Judy is ninety-eight but looks older. In fact, with her quilted housecoat, netted, silvery hair, enormous slippers, stiffly jointed movements – the way she wobbles along clinging to a kitchen trolley loaded with toast, Tommy Tippee beaker and emergency button – it feels like I’m in a marionette update of the Red Riding Hood story, where the Big Bad Wolf works for a Community Health Team, and lets himself in with the keysafe.

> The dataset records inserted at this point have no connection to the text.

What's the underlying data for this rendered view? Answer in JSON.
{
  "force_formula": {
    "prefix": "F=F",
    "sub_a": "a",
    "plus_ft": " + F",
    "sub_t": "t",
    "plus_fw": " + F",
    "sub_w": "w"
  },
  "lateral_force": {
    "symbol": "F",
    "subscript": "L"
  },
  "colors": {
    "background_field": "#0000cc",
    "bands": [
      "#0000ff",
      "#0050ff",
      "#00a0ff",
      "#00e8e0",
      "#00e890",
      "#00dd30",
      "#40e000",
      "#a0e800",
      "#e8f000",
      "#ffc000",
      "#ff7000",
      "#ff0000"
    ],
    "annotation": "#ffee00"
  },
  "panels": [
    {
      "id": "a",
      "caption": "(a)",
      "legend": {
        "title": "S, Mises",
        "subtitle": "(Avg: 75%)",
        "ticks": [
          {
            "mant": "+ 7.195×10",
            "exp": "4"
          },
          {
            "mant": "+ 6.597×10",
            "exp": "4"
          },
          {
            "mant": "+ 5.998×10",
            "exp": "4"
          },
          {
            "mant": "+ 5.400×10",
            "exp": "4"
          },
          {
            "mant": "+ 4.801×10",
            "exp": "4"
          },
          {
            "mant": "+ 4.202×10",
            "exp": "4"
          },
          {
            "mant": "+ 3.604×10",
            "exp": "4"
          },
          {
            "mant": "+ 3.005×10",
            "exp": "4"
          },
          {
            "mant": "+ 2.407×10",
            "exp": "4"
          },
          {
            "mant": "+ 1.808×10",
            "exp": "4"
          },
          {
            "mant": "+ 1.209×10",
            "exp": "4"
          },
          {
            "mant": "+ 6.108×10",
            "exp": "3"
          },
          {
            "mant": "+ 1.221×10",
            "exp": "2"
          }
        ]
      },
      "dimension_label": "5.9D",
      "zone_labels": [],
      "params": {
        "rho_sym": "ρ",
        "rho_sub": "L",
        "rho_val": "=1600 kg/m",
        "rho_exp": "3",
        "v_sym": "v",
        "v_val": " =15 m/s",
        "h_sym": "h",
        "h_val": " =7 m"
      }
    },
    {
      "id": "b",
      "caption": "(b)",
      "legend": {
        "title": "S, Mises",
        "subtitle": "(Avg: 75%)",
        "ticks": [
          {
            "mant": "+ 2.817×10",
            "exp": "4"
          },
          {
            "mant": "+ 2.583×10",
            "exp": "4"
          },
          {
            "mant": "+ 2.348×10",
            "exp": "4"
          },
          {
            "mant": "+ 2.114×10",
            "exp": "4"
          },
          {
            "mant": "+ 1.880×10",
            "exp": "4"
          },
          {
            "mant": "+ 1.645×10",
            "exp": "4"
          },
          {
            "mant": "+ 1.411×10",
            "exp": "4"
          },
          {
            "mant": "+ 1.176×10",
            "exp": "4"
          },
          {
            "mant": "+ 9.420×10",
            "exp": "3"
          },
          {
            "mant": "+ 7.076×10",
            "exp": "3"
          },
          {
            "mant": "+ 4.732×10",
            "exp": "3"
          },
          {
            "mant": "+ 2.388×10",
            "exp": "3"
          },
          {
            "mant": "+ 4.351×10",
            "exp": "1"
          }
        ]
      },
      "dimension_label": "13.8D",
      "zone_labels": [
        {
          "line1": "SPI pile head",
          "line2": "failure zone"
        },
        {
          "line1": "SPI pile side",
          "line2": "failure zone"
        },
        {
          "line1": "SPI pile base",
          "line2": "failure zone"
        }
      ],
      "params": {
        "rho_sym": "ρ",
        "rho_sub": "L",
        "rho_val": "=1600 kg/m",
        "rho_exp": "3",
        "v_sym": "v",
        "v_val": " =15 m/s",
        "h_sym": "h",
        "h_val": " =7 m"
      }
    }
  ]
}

‘Are you going to be much longer?’ she says.
‘No. Almost done.’
She takes a toot of tea from the beaker.
‘Would you like me to freshen that up for you?’
‘No – thank you,’ she says. ‘I shall need the lavatory.’
There’s a pause whilst I add my notes to the folder.
‘What did you do – before you retired?’ I say.
‘Shorthand typist,’ she says.
‘How lovely!’ I say. ‘I like typing. It’s one of the most useful skills I ever learned. That and driving.’
‘I worked in a brewery,’ she says, moving on. ‘That’s where I met Alf.’
‘Did he work in the office, too?’
‘Nah. He was in and out. But we’d throw things at each other and we sort of went on from there.’
‘Sounds brilliant.’
‘It was hard during the war, though. Terrible hard. There were these Ack Ack guns on the roof. You should’ve heard ‘em when they went off. Boom! Boom! Boom! The whole place shook like it was gonna fall in. They were having a pop at all them German bombers comin’ over. It was a terrible business. Terrible.’
‘How long were you married, Judy?’
‘A long time. So long I couldn’t tell ya. But Alf’s been gone for years now and – well – that’s that.’
‘I’m sorry.’
‘What for? It’s not your fault. Is it?’
‘No. I suppose not.’
‘Well then.’

I put the finishing touches to the notes.

‘Why don’t you go upstairs and have a lie-down if you’re tired?’ she says.
I look up from the folder.
‘Sorry, Judy – what?’
‘Not you,’ she says. ‘Him.’
She narrows her eyes and nods at the empty chair behind me. I turn to look.
‘My old man,’ she says, sighing and leaning back again. ‘If I don’t keep talking to him he might go orf’ with someone else.’